Il démarre lentement, ce nouveau-né du célèbre Prix Goncourt Andreï Makine. La première partie de La vie d’un homme inconnu tient plutôt de la mise en contexte que de l’exploration du thème annoncé. Le protagoniste et réfugié politique Choutov vit encore en France, en rupture avec sa jeune Léa et le milieu littéraire parisien. Il n’est pas encore retourné dans sa Russie natale. Le véritable homme inconnu ne sera introduit que plus avant, par Iana, ancien amour et hôtesse de Choutov, affligée du désagréable contretemps qui lui tombe dessus : « […] on doit vivre avec un grand-père qui n’est pas à nous ! »
Introduit mais pas encore en action, car l‘homme inconnu n’arrive vraiment qu’en troisième partie, après que Makine eut terminé sa fine analyse du Saint-Pétersbourg d’aujourd’hui, des maîtres de la nouvelle Russie, des omniprésents oligarques. Soudain, le voilà, ce Volski, avec son amour Mila, magnifiques personnages tels que Makine sait si bien en construire. Le roman commence enfin.
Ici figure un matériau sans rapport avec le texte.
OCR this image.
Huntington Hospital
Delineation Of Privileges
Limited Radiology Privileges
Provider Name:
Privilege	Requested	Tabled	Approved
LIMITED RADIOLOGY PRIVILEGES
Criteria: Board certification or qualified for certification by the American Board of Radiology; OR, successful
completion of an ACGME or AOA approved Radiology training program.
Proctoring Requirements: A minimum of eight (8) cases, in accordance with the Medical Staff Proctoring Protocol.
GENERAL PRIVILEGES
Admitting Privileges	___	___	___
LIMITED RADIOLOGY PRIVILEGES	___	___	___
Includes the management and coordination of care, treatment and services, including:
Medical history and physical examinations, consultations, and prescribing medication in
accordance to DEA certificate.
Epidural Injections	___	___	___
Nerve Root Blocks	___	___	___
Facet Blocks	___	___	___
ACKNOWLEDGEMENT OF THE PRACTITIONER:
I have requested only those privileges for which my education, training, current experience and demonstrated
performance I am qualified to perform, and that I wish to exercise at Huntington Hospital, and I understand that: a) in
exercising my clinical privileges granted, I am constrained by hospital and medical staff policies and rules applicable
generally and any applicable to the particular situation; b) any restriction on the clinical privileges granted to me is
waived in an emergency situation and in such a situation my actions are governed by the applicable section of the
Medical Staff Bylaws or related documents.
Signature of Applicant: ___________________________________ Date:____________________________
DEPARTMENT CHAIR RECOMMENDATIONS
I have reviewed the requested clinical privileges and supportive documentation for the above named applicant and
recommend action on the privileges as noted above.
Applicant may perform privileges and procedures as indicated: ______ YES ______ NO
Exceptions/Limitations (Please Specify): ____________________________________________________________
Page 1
Surgissent les horreurs du siège de Leningrad, plus tard renommée Saint-Pétersbourg, les errements tragiques dans la Russie en ruine des années 1940, les abominations que connaissent tous les peuples aux prises avec des démons et des batailles qui ne sont pas les leurs.
Après une accalmie, après avoir goûté aux simples joies de l’après-guerre, Volski et Mila plongent dans la désintégration ultime de l’être humain, dans les camps de Sibérie voulus par Staline, dictateur fou. Et ce sera en compagnie de Volski que l’écrivain russo-français et alter ego de Makine prendra vraiment son élan. « Choutov sent soudain avec violence qu’il n’appartiendra jamais à ce monde russe qui renaît maintenant (« Tant mieux ! » se dit-il) dans sa patrie. »
Du grand Makine, tel que nous avons appris à le connaître et à l’aimer.